Shufoy was about to act as herald, to shout at the crowds that the lord Amerotke was approaching, only to realise that his master wished to draw as little attention to himself as possible, so he merely grasped Amerotke's hand as the judge strode across the square. The dwarf almost had to run to keep up. Amerotke often fell into these trance-like moods, apparently oblivious to the crowds milling about and the various scenes in the streets and squares. The smell of incense as priests, clapping their
hands, shuffled towards some shrine; the mercenaries from a dozen different nations, gathered eagerly round a group of sinuous Syrian dancers who swayed provocatively to raucous music. Only on one occasion did Amerotke stop. A snake charmer was performing his tricks under the spreading shade of a palm tree. He hurled what looked like a stick to the ground but it abruptly moved, head up, throat swollen: a hooded cobra, deadly and menacing.
‘How do they do that?' Amerotke asked.
‘Very easily,' Shufoy answered, gasping for breath. ‘There's a point on the back of the snake's head. If you press it firmly you paralyse it; throw it to the ground and it breaks free from the spell.'
Amerotke shook his head in disbelief.
‘I've tried that trick myself,' Shufoy declared.
‘And?'
‘It only half worked so I gave up all hope of becoming a snake charmer!'
Amerotke continued on his way until they reached the bustling quayside. The place teemed with people from many nations: merchants from the Great Green; blond-haired mercenaries from the islands to the north of the Great Sea; Nubians, black as night; dour-faced traders from the land of incense; Phoenicians, Syrians, Canaanites, even Hittites with their strange parrot-like faces, hair piled high on their heads and trailing down the back like a horse's mane. A dozen tongues babbled and everything was for sale: ivory from the jungles in the south, precious stones from the mines, creatures and birds of every kind. Sharp-eyed pimps touted for trade amongst the sailors, the women they offered trailing behind, resplendent in their gaudy finery, bangles jingling. Some of them were almost naked, others cloaked mysteriously. Barbers and pedlars shouted for trade and boatmen jumped up and down offering ‘the safest boat on the Nile.'
Amerotke hired a small barge with a look-out in the prow, a steersman at the stern and six burly oarsmen.

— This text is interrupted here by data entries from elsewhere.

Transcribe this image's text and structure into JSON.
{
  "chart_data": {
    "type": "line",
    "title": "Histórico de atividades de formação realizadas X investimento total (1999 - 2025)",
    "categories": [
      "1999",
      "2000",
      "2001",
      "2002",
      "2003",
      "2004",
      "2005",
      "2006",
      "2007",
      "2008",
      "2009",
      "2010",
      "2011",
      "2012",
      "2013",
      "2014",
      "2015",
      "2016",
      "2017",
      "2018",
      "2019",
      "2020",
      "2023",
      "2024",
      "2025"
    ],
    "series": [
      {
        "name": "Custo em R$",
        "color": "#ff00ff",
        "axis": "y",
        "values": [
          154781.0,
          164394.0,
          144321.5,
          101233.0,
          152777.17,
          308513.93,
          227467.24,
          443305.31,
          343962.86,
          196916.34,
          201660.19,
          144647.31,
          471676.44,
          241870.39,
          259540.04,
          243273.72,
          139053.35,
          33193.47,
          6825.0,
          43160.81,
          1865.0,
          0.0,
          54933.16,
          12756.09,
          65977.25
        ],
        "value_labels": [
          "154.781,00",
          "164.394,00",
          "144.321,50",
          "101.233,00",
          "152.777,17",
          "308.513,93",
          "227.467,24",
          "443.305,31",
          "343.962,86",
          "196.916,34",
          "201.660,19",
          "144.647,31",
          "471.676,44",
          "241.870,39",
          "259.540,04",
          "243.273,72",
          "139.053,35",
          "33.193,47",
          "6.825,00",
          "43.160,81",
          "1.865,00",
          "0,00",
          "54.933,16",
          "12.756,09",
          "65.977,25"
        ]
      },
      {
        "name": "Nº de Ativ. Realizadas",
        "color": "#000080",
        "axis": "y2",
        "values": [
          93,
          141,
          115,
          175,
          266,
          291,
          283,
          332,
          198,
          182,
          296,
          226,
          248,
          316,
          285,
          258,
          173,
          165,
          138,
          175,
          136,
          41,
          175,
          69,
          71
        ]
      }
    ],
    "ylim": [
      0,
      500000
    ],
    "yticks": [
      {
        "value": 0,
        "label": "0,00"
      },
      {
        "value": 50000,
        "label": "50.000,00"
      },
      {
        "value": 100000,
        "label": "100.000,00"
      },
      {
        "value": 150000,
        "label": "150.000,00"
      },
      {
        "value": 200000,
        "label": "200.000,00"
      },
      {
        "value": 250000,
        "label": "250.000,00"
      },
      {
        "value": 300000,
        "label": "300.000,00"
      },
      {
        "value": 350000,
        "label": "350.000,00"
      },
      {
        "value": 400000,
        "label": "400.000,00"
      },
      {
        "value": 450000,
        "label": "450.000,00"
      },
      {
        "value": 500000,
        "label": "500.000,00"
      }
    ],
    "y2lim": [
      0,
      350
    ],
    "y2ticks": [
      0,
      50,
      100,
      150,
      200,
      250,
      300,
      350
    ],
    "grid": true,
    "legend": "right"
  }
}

‘Where to, Your Excellency?' The captain, naked except for a loincloth, was delighted with Amerotke's deben of silver.
‘Upriver to the ruins of Khnum, then across to the Necropolis.'
The smile faded from the captain's face.
‘What's the matter, man?' The judge pinched his nostrils. The smell of dried fish was overwhelming; the captain must hire the boat out to those who fished at night along the river.

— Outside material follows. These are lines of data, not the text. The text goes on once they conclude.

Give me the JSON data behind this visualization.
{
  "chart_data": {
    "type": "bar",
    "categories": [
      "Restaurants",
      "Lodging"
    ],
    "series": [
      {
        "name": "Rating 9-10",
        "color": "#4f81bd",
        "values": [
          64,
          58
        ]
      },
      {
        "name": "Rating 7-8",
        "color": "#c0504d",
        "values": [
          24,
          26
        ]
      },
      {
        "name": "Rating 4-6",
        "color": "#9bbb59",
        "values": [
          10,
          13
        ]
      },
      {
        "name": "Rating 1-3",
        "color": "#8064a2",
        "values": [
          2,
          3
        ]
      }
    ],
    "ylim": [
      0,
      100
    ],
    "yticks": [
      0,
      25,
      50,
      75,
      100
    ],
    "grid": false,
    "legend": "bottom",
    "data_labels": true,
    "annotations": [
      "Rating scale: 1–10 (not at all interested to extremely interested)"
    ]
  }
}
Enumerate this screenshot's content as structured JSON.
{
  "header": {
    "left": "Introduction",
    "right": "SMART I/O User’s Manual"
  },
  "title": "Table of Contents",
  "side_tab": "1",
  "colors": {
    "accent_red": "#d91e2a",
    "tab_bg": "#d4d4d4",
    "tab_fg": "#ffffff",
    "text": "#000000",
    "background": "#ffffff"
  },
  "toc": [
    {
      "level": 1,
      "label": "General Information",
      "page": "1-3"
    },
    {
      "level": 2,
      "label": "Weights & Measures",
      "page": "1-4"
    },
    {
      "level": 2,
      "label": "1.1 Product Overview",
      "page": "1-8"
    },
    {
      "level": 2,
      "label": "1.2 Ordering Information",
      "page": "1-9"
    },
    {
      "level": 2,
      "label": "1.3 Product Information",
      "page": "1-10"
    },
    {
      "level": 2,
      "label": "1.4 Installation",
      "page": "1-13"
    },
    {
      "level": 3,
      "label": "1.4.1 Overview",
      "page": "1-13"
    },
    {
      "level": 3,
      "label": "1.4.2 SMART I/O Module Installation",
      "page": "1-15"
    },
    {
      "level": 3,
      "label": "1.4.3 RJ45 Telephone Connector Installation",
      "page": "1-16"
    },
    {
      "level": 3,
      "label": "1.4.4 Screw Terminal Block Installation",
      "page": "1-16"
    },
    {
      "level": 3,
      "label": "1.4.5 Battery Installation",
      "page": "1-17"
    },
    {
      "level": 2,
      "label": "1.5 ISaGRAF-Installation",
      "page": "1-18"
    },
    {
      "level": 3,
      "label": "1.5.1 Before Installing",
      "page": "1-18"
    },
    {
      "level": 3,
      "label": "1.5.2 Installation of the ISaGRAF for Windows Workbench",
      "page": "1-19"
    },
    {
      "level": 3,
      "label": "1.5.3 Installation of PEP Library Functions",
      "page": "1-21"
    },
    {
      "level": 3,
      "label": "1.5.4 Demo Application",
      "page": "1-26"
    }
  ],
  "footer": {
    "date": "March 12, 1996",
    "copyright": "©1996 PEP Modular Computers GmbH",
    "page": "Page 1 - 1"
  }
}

‘Here, Your Excellency.' The captain pushed a sponge soaked in perfume into Amerotke's hand. ‘Why do you want to go to Khnum? Nothing there except ruins.' He pulled a face. ‘And crocodiles. I mean, it's …'
Amerotke's escort walked closer, fingers going to the swords hanging in their leather sheaths.

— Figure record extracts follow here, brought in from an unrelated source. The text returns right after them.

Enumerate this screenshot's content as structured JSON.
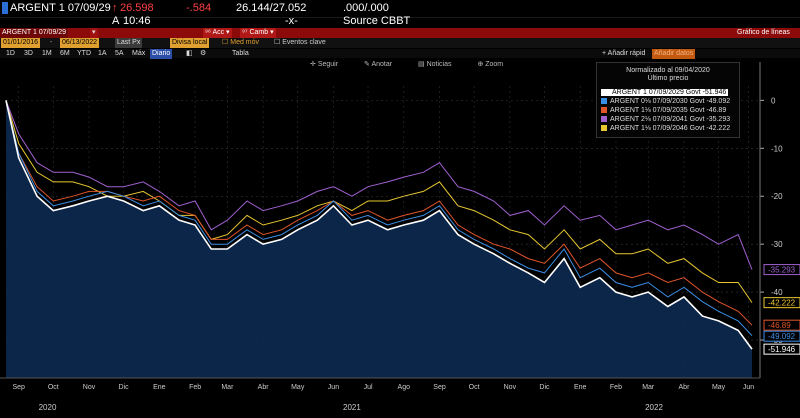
{
  "header": {
    "ticker": "ARGENT 1 07/09/29",
    "price": "26.598",
    "change": "-.584",
    "bid_ask": "26.144/27.052",
    "zero": ".000/.000",
    "time_prefix": "A",
    "time": "10:46",
    "x_mark": "-x-",
    "source": "Source CBBT"
  },
  "toolbar": {
    "security": "ARGENT 1 07/09/29",
    "actions": "Acc",
    "change_menu": "Camb",
    "chart_title": "Gráfico de líneas",
    "start_date": "01/01/2016",
    "end_date": "06/13/2022",
    "field": "Last Px",
    "currency": "Divisa local",
    "moving_avg": "Med móv",
    "key_events": "Eventos clave",
    "add_quick": "Añadir rápid",
    "add_data": "Añadir datos"
  },
  "ranges": [
    "1D",
    "3D",
    "1M",
    "6M",
    "YTD",
    "1A",
    "5A",
    "Máx",
    "Diario",
    "",
    "",
    "Tabla"
  ],
  "plot_tools": [
    "Seguir",
    "Anotar",
    "Noticias",
    "Zoom"
  ],
  "legend": {
    "heading": "Normalizado al 09/04/2020",
    "subheading": "Último precio"
  },
  "chart_data": {
    "type": "line",
    "title": "",
    "xlabel": "",
    "ylabel": "",
    "ylim": [
      -55,
      3
    ],
    "y_ticks": [
      0,
      -10,
      -20,
      -30,
      -40,
      -50
    ],
    "x_ticks": [
      "Sep",
      "Oct",
      "Nov",
      "Dic",
      "Ene",
      "Feb",
      "Mar",
      "Abr",
      "May",
      "Jun",
      "Jul",
      "Ago",
      "Sep",
      "Oct",
      "Nov",
      "Dic",
      "Ene",
      "Feb",
      "Mar",
      "Abr",
      "May",
      "Jun"
    ],
    "x_years": [
      "2020",
      "2021",
      "2022"
    ],
    "x_dates": [
      "2020-09-04",
      "2020-09-15",
      "2020-10-01",
      "2020-10-15",
      "2020-11-01",
      "2020-11-15",
      "2020-12-01",
      "2020-12-15",
      "2021-01-01",
      "2021-01-15",
      "2021-02-01",
      "2021-02-15",
      "2021-03-01",
      "2021-03-15",
      "2021-04-01",
      "2021-04-15",
      "2021-05-01",
      "2021-05-15",
      "2021-06-01",
      "2021-06-15",
      "2021-07-01",
      "2021-07-15",
      "2021-08-01",
      "2021-08-15",
      "2021-09-01",
      "2021-09-15",
      "2021-10-01",
      "2021-10-15",
      "2021-11-01",
      "2021-11-15",
      "2021-12-01",
      "2021-12-15",
      "2022-01-01",
      "2022-01-15",
      "2022-02-01",
      "2022-02-15",
      "2022-03-01",
      "2022-03-15",
      "2022-04-01",
      "2022-04-15",
      "2022-05-01",
      "2022-05-15",
      "2022-06-01",
      "2022-06-13"
    ],
    "series": [
      {
        "name": "ARGENT 1 07/09/2029 Govt",
        "last": "-51.946",
        "color": "#ffffff",
        "values": [
          0,
          -12,
          -20,
          -23,
          -22,
          -21,
          -20,
          -21,
          -23,
          -22,
          -25,
          -26,
          -31,
          -31,
          -28,
          -30,
          -29,
          -27,
          -25,
          -22,
          -26,
          -25,
          -27,
          -26,
          -25,
          -23,
          -28,
          -30,
          -32,
          -34,
          -36,
          -38,
          -33,
          -39,
          -37,
          -40,
          -41,
          -40,
          -43,
          -41,
          -45,
          -46,
          -48,
          -51.9
        ]
      },
      {
        "name": "ARGENT 0⅛ 07/09/2030 Govt",
        "last": "-49.092",
        "color": "#3a8ee6",
        "values": [
          0,
          -11,
          -19,
          -22,
          -21,
          -20,
          -19,
          -20,
          -22,
          -21,
          -24,
          -25,
          -30,
          -30,
          -27,
          -29,
          -28,
          -26,
          -24,
          -21,
          -25,
          -24,
          -26,
          -25,
          -24,
          -22,
          -27,
          -29,
          -31,
          -33,
          -35,
          -36,
          -31,
          -37,
          -35,
          -38,
          -39,
          -38,
          -41,
          -39,
          -42,
          -44,
          -46,
          -49.1
        ]
      },
      {
        "name": "ARGENT 1⅛ 07/09/2035 Govt",
        "last": "-46.89",
        "color": "#e0552a",
        "values": [
          0,
          -11,
          -18,
          -21,
          -20,
          -19,
          -19,
          -20,
          -21,
          -20,
          -23,
          -24,
          -29,
          -29,
          -26,
          -28,
          -27,
          -25,
          -23,
          -21,
          -24,
          -23,
          -25,
          -24,
          -23,
          -21,
          -26,
          -28,
          -30,
          -31,
          -33,
          -34,
          -30,
          -35,
          -33,
          -36,
          -37,
          -36,
          -38,
          -37,
          -40,
          -42,
          -44,
          -46.9
        ]
      },
      {
        "name": "ARGENT 2⅛ 07/09/2041 Govt",
        "last": "-35.293",
        "color": "#a060d0",
        "values": [
          0,
          -7,
          -13,
          -15,
          -15,
          -16,
          -18,
          -18,
          -17,
          -19,
          -22,
          -21,
          -27,
          -25,
          -21,
          -23,
          -22,
          -21,
          -19,
          -18,
          -20,
          -18,
          -17,
          -16,
          -15,
          -13,
          -18,
          -19,
          -21,
          -24,
          -23,
          -26,
          -22,
          -25,
          -24,
          -27,
          -26,
          -25,
          -27,
          -26,
          -28,
          -30,
          -28,
          -35.3
        ]
      },
      {
        "name": "ARGENT 1⅛ 07/09/2046 Govt",
        "last": "-42.222",
        "color": "#e8c830",
        "values": [
          0,
          -9,
          -15,
          -17,
          -17,
          -18,
          -20,
          -20,
          -19,
          -21,
          -24,
          -24,
          -29,
          -28,
          -24,
          -26,
          -25,
          -24,
          -22,
          -21,
          -23,
          -21,
          -21,
          -20,
          -19,
          -17,
          -22,
          -23,
          -25,
          -27,
          -28,
          -31,
          -27,
          -31,
          -29,
          -32,
          -32,
          -31,
          -34,
          -33,
          -36,
          -38,
          -38,
          -42.2
        ]
      }
    ]
  }
}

‘If His Supreme Excellency wishes to visit Khnum …' The captain bowed and sighed. ‘Then Khnum it is.'
The captain waved Amerotke to a seat in the middle of the barge where he could sit under the ragged awning, some protection against the sun. He also served, in carved beakers, surprisingly delicious ale. The order was given to cast off, and the barge left the busy quayside, threading its way deftly through the various punts and skiffs which congregated as thickly as water beetles. The smells of the city gave way to the marshy, fishy aroma of the river, but there was a breeze to cool their sweat. Amerotke closed his eyes, listening to the rhythmic chant of the rowers as they bent over their oars.